If you are going to get a cooler installed, make sure it’s done by a transmission specialist. We contacted several diesel mechanics who had not done these installations; some automotive transmission businesses suggested they could do it but had not had much experience with these units. Try to select an installer who fills you with confidence and has done it before – don’t be a guinea pig. Our unit was installed by Wollongong Automatics. Joe Nahlous installs a couple of these units each week including in fleet vehicles for Sydney trains. He also suggested we upgrade the regular fittings from the kit and replace the rubber hoses with crimped lines.
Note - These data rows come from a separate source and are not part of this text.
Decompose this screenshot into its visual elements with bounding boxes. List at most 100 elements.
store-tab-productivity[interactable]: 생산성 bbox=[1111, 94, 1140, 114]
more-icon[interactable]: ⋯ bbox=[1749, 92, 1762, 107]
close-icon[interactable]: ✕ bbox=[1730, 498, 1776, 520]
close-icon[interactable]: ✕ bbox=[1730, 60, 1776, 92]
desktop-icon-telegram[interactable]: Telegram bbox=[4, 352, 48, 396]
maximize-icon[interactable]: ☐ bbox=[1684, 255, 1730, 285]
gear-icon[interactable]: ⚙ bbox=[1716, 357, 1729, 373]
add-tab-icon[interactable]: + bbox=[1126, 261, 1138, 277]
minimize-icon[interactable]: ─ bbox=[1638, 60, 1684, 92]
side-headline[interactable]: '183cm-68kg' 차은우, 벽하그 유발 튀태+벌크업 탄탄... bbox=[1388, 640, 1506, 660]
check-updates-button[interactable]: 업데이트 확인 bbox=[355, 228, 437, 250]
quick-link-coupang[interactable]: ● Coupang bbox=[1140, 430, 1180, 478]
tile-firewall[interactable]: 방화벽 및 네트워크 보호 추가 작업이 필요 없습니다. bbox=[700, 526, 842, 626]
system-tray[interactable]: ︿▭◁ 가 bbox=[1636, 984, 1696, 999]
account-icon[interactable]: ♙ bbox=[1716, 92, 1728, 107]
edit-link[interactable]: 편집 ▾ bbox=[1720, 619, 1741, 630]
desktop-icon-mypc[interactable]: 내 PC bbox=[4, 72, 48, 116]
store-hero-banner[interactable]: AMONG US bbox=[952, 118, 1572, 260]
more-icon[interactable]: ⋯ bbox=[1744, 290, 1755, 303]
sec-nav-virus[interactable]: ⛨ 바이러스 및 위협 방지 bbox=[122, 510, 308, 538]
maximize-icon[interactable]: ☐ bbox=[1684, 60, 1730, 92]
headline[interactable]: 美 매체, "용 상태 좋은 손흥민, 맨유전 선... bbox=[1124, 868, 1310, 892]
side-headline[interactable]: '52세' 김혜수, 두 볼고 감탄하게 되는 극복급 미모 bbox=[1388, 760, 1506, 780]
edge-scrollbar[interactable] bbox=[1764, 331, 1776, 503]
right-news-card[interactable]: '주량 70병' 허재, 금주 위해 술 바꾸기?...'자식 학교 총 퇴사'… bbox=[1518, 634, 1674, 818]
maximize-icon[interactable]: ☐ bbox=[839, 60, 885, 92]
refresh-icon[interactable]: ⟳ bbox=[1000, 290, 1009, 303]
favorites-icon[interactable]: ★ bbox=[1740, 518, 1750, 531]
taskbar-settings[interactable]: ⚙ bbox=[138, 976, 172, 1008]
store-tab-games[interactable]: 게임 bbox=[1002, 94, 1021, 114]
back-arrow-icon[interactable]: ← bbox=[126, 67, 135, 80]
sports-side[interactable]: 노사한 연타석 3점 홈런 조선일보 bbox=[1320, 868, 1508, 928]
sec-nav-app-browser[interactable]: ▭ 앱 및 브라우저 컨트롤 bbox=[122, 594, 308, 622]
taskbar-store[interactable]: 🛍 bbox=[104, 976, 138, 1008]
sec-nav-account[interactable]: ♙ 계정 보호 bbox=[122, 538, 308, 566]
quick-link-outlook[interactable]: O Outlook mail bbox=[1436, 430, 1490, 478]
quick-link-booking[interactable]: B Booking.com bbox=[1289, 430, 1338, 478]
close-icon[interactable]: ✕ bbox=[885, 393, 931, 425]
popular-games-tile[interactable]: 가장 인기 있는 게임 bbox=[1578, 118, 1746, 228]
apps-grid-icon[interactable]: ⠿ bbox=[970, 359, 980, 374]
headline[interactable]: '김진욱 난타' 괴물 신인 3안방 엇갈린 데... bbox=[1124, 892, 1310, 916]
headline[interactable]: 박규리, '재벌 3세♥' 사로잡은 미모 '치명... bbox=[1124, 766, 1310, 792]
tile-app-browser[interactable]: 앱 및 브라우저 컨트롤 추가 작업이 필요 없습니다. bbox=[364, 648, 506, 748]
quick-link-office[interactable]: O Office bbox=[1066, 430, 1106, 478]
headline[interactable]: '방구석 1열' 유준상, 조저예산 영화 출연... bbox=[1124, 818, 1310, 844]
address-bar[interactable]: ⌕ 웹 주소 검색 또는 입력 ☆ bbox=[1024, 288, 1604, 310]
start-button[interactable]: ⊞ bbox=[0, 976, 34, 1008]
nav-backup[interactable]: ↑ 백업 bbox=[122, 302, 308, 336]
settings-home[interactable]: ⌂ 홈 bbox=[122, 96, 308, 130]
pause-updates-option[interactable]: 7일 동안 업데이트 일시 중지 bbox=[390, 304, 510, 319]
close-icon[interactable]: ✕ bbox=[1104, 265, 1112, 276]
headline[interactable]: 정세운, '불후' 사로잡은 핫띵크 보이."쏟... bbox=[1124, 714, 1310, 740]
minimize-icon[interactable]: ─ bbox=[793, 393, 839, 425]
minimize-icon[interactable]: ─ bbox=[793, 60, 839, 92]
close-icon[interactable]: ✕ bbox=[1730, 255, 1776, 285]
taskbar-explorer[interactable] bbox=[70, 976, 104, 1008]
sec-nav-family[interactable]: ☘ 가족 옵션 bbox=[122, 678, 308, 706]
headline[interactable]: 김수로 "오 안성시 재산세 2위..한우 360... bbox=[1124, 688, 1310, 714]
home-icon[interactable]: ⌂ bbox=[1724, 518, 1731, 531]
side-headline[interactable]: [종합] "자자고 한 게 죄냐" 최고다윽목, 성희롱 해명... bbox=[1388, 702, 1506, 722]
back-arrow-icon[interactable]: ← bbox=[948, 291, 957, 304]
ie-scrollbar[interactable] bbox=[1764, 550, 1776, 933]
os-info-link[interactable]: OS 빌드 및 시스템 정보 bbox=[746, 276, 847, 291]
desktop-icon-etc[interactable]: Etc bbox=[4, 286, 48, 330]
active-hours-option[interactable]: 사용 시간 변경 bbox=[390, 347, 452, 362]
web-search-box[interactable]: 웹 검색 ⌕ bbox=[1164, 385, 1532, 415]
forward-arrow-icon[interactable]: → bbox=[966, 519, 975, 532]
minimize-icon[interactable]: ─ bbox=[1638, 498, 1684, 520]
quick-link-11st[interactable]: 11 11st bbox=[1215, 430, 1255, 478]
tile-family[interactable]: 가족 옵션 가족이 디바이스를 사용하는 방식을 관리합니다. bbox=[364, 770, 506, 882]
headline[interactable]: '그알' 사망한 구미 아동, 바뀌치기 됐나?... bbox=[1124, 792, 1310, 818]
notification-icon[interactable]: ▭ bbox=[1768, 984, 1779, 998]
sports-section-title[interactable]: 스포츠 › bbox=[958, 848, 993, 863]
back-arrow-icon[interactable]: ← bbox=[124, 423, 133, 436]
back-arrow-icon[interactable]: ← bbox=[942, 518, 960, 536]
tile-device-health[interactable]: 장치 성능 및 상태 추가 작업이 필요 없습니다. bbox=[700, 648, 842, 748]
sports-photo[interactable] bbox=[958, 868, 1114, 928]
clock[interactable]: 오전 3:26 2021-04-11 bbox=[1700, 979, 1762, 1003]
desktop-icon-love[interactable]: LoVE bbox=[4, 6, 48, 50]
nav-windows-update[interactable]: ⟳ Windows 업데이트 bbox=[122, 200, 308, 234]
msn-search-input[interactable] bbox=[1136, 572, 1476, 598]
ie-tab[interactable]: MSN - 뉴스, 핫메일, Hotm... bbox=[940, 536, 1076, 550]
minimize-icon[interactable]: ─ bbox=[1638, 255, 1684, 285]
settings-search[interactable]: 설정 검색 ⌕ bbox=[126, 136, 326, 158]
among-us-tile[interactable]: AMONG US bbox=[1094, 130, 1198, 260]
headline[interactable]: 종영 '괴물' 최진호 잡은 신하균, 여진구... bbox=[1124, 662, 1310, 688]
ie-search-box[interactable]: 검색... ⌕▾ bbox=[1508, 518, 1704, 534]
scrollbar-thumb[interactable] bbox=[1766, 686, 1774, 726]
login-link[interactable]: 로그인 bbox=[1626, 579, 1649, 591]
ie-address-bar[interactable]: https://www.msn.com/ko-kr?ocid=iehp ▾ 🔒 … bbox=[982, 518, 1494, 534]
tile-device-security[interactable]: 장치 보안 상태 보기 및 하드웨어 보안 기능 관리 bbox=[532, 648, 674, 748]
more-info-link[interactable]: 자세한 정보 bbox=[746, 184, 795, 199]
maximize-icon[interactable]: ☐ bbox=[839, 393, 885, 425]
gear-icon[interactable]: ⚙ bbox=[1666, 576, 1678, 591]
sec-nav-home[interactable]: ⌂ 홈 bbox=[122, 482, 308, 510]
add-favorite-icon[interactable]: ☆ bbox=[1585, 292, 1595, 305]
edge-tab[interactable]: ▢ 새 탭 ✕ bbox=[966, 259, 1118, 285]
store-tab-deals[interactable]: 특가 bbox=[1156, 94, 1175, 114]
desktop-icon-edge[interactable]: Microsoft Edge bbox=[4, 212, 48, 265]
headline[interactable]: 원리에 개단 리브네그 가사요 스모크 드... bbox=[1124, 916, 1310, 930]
After having the kit installed we noticed regular running temperatures between 73-82°C and jumping up to 85 while four-wheel driving on inclines. Now for the all-important temperatures with the van hitched up … drum-roll please … regular towing temperature was 78-87°C. We did hit a peak of 103 while stopped in traffic on a very hot afternoon. Once traffic started flowing the trans temp returned to the normal range.
For all the LandCruiser 200 drivers out there, good news, your vehicle comes standard with a secondary cooling unit from the factory.
We tested the same van on this vehicle with 101 degrees being the highest recorded temp and regular temps of 73-85°C.
Reminder: It is also worth noting that different manufacturers will recommend operating the transmission in sports mode while towing as this will help keep your transmission cooler. Be sure to check the transmission and towing sections of your vehicle handbook for best practices.